Canadian hotel occupancy dropped 0.5% to 56.7% during the first quarter of 2019 as ADR increased 1.2% to 148.68 Canadian dollars ($110.33) and RevPAR rose 0.7% to CA$84.24 ($62.51).
HENDERSONVILLE, Tennessee—The Canadian hotel industry reported mostly positive year-over-year results in the three key performance metrics during Q1 2019, according to data from STR.
Compared with Q1 2018:
• Occupancy: -0.5% to 56.7%
• Average daily rate (ADR): +1.2% to CAD148.68
• Revenue per available room (RevPAR): +0.7% to CAD84.24
The absolute ADR and RevPAR levels were the highest for any Q1 in STR’s Canada database.

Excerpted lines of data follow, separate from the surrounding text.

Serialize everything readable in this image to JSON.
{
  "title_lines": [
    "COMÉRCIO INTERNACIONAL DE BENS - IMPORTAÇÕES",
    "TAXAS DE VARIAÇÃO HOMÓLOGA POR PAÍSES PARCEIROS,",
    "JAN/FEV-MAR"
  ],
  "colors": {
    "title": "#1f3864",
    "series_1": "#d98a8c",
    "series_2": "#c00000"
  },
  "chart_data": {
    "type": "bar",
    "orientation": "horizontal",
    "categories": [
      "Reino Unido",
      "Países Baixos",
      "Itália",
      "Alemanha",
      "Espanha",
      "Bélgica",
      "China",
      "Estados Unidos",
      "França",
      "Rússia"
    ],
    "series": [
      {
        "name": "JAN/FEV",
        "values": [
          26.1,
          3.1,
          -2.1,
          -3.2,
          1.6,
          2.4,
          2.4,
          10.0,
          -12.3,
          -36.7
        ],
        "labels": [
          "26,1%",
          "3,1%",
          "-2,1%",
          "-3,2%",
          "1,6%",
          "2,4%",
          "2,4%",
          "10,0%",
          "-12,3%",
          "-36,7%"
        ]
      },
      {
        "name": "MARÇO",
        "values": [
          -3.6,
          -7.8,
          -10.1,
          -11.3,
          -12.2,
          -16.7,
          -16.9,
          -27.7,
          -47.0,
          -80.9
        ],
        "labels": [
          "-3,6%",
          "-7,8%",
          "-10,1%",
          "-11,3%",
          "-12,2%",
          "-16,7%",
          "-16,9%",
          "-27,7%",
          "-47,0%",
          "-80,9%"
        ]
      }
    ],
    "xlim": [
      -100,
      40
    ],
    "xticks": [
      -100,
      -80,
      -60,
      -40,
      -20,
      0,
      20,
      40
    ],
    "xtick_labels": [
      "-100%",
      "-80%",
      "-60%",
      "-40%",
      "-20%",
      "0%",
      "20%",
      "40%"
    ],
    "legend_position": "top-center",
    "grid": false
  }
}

A February report from Destination Canada showed that overnight arrivals of international visitors to the country were up 1.0% during the first two months of 2019. STR analysts point to the influx of visitors as a reason for healthy hotel demand (+1.1%), but higher supply (+1.6%) put slight pressure on occupancy levels.
In absolute values, March was Canada’s top month of the quarter for occupancy (60.5%) and RevPAR (CAD89.86), while February was Canada’s top month in Q1 for ADR (CAD149.96).
Among the provinces and territories, Prince Edward Island recorded the quarter’s largest increases in each of the three key performance metrics: occupancy (+3.2% to 38.1%), ADR (+4.4% to CAD111.74) and RevPAR (+7.8% to CAD42.60).
Manitoba experienced the second-highest rise in occupancy (+1.6% to 62.1%).
British Columbia saw the second-largest jump in RevPAR (+2.9% to CAD110.25).
Newfoundland and Labrador posted the steepest decline in each of the three key performance metrics: occupancy (-5.9% to 38.1%), ADR (-7.4% to CAD120.67) and RevPAR (-12.9% to CAD46.01).